One man, 42-year-old Michael Cullen, of no fixed address, this month was handed a 12-year jail sentence after pleading guilty to eight counts of grand larceny with intent to sell and one count of possession of burglarious tools. Four years will be shaved off if restitution is paid, according to a news release.
“In Arlington, we have the ability to prosecute all types of cases,” Commonwealth's Attorney Theo Stamos said in a statement. “Protecting the property of residents is of the upmost importance and thieves such as Michael Cullen will be prosecuted to the fullest.”
In July, 67 bicycles were reported stolen — the highest number of incidents reported in a single month in the past three years by 21 cases.
Between June 1 and Aug. 5, a total of 126 bicycles were reported stolen — a combined loss of $98,127, according to a graphic police are distributing.
Most bikes are stolen between 10 a.m. and 4 p.m. Most thefts occur on Wednesdays, Thursdays and Fridays, and Clarendon is the No. 1 area where bikes are likely to be stolen, according to police.
Arlington police have been working with law enforcement in neighboring jurisdictions to combat the trend.
The arrests in Arlington, according to a news release, include:
Aldrick Johnson, who pleaded guilty to two charges and was sentenced to four years, three suspended. Police say he was observed on video trying to break into an apartment building.
Ositafimma Emegbuism, Johnson’s co-defendant, pleaded guilty to unlawful entry and received six months.

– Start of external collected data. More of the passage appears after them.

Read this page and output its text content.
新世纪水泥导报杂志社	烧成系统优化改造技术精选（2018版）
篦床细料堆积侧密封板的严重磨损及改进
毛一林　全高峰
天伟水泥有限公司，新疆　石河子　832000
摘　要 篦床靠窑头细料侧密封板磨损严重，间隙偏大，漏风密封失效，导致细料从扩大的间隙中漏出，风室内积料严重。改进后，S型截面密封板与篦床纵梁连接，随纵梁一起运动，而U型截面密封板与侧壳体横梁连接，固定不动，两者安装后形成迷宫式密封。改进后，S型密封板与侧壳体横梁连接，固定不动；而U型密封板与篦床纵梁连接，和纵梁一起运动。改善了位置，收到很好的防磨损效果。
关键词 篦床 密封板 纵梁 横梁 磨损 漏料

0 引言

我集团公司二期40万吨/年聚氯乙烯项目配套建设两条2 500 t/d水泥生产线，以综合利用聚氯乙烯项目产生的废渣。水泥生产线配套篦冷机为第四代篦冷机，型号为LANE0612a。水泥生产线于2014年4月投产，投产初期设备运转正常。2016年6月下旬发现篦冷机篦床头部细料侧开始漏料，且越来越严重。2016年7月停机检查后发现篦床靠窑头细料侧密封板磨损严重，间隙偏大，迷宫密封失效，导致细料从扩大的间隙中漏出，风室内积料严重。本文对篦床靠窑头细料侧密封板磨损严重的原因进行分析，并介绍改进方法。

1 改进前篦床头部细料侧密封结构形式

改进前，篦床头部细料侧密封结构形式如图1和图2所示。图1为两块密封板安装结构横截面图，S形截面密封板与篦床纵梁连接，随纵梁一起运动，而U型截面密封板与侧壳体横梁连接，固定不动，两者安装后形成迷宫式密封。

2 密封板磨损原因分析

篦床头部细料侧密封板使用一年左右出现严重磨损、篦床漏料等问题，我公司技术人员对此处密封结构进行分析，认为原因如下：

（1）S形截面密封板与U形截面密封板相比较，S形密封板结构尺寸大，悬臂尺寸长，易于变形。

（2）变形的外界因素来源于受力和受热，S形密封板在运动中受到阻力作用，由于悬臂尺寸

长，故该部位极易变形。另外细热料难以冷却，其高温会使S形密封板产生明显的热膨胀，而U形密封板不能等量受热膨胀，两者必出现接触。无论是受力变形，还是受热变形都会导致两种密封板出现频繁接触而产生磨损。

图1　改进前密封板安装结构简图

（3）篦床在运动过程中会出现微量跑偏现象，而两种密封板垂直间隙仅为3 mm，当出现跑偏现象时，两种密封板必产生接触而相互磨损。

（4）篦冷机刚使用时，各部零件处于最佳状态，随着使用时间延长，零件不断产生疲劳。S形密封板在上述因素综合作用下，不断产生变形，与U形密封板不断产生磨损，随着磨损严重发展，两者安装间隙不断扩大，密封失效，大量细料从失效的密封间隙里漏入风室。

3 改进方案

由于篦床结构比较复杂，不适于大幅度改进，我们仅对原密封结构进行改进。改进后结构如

John Sears was apprehended after a resident observed him tampering with a bicycle inside of a parking garage, according to police. Investigators found Sears with a stolen bicycle in his possession not far from the incident. Warrants for numerous charges have been obtained, police say.
Irvin Coleman was identified as a suspect in multiple bike thefts in Arlington, Fairfax, and Alexandria after pawning multiple bikes on separate occasions. Police charged him in connection with a bike theft incident at Ballston Common Mall. He eluded authorities for some time but has now been arrested. Coleman is being held in Fairfax on no bond. His first court appearance for his Arlington charges is Thursday.
Howard Montgomery was stopped after an officer observed him riding one bike while rolling a second beside him, according to police. He admitted that the bikes did not belong to him, investigators say. Indictments are pending.
Five juveniles involved with bike thefts from Thomas Jefferson High School for Science and Technology in Alexandria have been identified and prosecuted. Four have been sentenced so far, according to police.